What’s a good route to a career with high wages? Data from the U.S. Bureau of Labor Statistics suggest that
working in some transportation occupations might help you reach that destination.
The chart shows selected transportation occupations in which workers earned median annual wages that were higher than those earned by 75 percent of all workers in May 2009. The median annual wage—the point at which half of all workers in an occupation earned more than this amount and half earned less—was $33,190 in May 2009 for workers across all occupations.
College was not the most significant source of education and training for workers in most of the occupations in the chart. But all of the occupations required some type of formal training, work experience, or a combination of the two. Such requirements reflect the fact that workers in these occupations have complex job duties and are often responsible for travelers’ safety.
Prospects are good for these selected occupations. Most of them are expected to have faster than average employment growth over the 2008–18 decade. Employment growth for air traffic controllers, airline pilots, and rail conductors is expected to be about average over the same decade.
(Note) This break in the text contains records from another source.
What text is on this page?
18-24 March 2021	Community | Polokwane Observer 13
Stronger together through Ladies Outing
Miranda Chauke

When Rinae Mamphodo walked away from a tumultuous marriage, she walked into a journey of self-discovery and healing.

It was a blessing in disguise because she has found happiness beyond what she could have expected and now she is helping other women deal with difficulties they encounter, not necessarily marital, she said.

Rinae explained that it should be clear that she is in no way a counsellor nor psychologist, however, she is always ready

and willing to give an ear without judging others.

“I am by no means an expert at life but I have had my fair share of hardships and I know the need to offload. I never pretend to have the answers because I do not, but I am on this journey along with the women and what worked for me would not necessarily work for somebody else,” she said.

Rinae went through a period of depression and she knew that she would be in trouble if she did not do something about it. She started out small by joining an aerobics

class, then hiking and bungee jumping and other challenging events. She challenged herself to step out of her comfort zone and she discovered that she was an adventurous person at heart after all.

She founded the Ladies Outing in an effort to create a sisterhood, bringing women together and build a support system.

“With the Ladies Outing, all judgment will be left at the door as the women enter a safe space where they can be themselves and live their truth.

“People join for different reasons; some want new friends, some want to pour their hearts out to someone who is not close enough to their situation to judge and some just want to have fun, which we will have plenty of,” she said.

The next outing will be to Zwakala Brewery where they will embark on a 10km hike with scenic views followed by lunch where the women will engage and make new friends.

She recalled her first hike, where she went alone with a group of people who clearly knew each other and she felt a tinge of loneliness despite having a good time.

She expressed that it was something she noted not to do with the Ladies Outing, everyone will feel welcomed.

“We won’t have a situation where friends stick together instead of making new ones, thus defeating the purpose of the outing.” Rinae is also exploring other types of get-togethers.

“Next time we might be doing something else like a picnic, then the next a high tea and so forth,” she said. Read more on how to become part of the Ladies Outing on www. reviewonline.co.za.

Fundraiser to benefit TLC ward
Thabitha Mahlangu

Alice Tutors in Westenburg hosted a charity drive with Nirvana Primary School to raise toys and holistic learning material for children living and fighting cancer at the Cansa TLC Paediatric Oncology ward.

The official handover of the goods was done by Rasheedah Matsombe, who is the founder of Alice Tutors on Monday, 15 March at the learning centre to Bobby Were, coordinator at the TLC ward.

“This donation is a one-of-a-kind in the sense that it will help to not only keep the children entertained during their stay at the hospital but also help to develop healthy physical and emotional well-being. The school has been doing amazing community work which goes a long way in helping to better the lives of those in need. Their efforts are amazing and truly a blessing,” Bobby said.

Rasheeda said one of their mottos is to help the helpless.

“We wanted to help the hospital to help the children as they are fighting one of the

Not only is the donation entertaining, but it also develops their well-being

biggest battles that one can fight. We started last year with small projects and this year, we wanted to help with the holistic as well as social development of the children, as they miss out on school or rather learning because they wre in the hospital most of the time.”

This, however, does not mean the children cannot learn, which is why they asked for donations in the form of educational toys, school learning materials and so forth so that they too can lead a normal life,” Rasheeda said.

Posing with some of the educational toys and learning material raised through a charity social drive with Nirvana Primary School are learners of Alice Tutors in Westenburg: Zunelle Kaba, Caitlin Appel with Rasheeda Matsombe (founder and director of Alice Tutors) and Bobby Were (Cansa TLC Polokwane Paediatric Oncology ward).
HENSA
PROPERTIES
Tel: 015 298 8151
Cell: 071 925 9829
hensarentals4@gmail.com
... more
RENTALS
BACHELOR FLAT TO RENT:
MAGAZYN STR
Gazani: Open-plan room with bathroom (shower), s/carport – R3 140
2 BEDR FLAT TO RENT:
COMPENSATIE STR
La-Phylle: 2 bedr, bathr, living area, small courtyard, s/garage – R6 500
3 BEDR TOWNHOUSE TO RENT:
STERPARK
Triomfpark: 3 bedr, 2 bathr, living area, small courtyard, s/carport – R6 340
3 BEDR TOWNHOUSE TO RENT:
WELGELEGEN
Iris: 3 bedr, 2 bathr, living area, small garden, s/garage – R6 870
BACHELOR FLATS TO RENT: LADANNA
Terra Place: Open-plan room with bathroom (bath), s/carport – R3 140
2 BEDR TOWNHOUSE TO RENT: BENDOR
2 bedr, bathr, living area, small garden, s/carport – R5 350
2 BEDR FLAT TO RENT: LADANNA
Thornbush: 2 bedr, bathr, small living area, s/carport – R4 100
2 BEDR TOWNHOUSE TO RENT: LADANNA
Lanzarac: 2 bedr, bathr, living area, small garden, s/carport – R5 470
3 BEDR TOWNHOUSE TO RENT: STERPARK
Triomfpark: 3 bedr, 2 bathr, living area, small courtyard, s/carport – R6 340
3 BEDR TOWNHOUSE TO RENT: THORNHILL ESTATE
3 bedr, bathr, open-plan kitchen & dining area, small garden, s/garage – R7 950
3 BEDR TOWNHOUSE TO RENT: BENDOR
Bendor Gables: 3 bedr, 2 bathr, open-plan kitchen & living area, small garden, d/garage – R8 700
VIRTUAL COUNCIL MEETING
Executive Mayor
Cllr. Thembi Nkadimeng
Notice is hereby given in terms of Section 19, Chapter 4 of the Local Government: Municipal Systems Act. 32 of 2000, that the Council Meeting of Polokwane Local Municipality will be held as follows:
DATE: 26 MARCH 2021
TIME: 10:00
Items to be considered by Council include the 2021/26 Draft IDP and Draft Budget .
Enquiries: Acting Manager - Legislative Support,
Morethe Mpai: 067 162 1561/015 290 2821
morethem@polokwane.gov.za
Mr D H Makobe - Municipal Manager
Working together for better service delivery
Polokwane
Wage data in the chart are from the BLS Occupational Employment Statistics program (online, see www.bls.gov/oes). Data on education and training and projected job growth come from the BLS Employment Projections Program (www.bls.gov/emp). To learn more about these occupations, including detailed descriptions of their job duties, required education and training, and more, consult the BLS Occupational Outlook Handbook, available in most libraries and online at www.bls.gov/ooh.